Watts v. State, 958 So. 2d 294, 298 (¶12) (Miss. Ct. App. 2007) (internal citations omitted).
In short, the jury, the ultimate fact-finder, accepted the State’s evidence and rejected
McClendon’s alibi defense. We find that allowing the verdict to stand will not sanction an
unconscionable injustice. Accordingly, we affirm.

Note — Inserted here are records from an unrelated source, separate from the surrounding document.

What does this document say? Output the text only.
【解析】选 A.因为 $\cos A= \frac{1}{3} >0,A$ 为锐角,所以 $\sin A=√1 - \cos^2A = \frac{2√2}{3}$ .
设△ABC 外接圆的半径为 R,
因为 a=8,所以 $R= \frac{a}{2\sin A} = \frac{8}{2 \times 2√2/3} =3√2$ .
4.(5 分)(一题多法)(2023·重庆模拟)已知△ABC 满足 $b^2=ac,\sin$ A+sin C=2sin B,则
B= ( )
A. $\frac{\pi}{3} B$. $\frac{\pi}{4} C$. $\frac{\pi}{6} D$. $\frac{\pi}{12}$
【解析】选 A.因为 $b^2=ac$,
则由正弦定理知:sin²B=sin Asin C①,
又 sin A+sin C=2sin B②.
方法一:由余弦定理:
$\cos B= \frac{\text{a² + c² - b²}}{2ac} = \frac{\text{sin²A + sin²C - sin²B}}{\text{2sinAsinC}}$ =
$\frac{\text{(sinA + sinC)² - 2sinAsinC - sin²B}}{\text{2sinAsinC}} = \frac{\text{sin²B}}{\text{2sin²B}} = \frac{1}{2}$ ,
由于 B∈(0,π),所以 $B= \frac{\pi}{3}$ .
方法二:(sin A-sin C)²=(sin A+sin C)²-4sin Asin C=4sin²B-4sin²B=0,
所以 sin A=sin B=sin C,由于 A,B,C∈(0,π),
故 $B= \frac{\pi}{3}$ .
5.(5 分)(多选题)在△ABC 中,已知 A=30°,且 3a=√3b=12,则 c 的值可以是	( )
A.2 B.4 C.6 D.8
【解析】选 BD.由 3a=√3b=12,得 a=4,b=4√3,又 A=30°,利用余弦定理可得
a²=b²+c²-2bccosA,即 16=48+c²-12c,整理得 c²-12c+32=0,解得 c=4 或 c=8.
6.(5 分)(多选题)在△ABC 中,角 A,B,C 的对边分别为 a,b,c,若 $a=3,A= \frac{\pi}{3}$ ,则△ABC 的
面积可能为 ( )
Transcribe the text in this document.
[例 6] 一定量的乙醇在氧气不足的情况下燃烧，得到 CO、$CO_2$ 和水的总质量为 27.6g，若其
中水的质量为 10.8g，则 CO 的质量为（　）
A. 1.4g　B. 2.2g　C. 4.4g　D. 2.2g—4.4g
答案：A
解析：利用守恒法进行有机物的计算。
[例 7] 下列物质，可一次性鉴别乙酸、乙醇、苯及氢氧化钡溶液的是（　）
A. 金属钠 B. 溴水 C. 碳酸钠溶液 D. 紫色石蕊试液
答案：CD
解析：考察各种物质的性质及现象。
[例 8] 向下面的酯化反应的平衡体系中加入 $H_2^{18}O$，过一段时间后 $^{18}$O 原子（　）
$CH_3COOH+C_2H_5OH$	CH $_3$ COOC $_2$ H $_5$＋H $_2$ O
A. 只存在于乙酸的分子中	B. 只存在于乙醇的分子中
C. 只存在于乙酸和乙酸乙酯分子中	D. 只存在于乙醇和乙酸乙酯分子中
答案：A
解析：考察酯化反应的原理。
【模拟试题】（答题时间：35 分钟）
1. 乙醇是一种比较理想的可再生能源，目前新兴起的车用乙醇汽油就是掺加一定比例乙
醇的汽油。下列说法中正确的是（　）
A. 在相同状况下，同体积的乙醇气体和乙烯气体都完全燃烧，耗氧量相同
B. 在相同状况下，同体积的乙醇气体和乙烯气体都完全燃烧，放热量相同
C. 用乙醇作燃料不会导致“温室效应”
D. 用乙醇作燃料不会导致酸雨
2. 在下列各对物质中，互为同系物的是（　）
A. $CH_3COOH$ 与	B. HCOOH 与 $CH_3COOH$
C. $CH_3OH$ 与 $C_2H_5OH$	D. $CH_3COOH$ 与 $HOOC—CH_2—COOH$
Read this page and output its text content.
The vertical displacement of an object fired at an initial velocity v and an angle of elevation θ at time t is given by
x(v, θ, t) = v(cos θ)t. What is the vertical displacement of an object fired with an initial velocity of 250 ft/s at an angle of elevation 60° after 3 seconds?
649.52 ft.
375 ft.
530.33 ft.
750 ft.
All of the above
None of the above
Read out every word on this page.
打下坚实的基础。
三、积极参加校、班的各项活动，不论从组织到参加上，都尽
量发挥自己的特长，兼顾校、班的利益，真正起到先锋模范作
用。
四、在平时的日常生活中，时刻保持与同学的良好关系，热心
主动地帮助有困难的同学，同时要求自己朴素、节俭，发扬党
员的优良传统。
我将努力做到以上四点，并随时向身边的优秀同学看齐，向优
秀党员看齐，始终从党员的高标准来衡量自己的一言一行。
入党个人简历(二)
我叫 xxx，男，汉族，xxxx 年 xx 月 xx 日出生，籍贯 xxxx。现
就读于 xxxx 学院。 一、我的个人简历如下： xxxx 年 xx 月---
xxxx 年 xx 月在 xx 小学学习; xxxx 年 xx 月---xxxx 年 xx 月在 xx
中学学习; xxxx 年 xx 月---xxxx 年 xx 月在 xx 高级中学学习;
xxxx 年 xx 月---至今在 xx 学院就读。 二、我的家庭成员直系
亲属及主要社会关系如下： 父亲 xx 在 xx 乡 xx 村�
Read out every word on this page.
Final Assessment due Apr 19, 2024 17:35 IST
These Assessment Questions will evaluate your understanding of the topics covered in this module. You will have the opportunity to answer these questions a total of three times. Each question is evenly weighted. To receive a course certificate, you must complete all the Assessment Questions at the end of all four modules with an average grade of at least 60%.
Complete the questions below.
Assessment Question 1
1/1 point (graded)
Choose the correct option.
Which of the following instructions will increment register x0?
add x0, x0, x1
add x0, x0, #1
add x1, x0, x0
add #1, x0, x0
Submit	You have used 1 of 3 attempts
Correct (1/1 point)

¶17. THE JUDGMENT OF THE LEE COUNTY CIRCUIT COURT OF
CONVICTION OF ARMED ROBBERY AND SENTENCE OF TWENTY-FIVE
YEARS IN THE CUSTODY OF THE MISSISSIPPI DEPARTMENT OF
CORRECTIONS, WITH FIFTEEN YEARS SUSPENDED AND FIVE YEARS OF
POST-RELEASE SUPERVISION, IS AFFIRMED. ALL COSTS OF THIS APPEAL
ARE ASSESSED TO LEE COUNTY.
LEE, C.J., GRIFFIS, P.J., BARNES, ISHEE, ROBERTS, CARLTON,
MAXWELL, FAIR AND JAMES, JJ., CONCUR.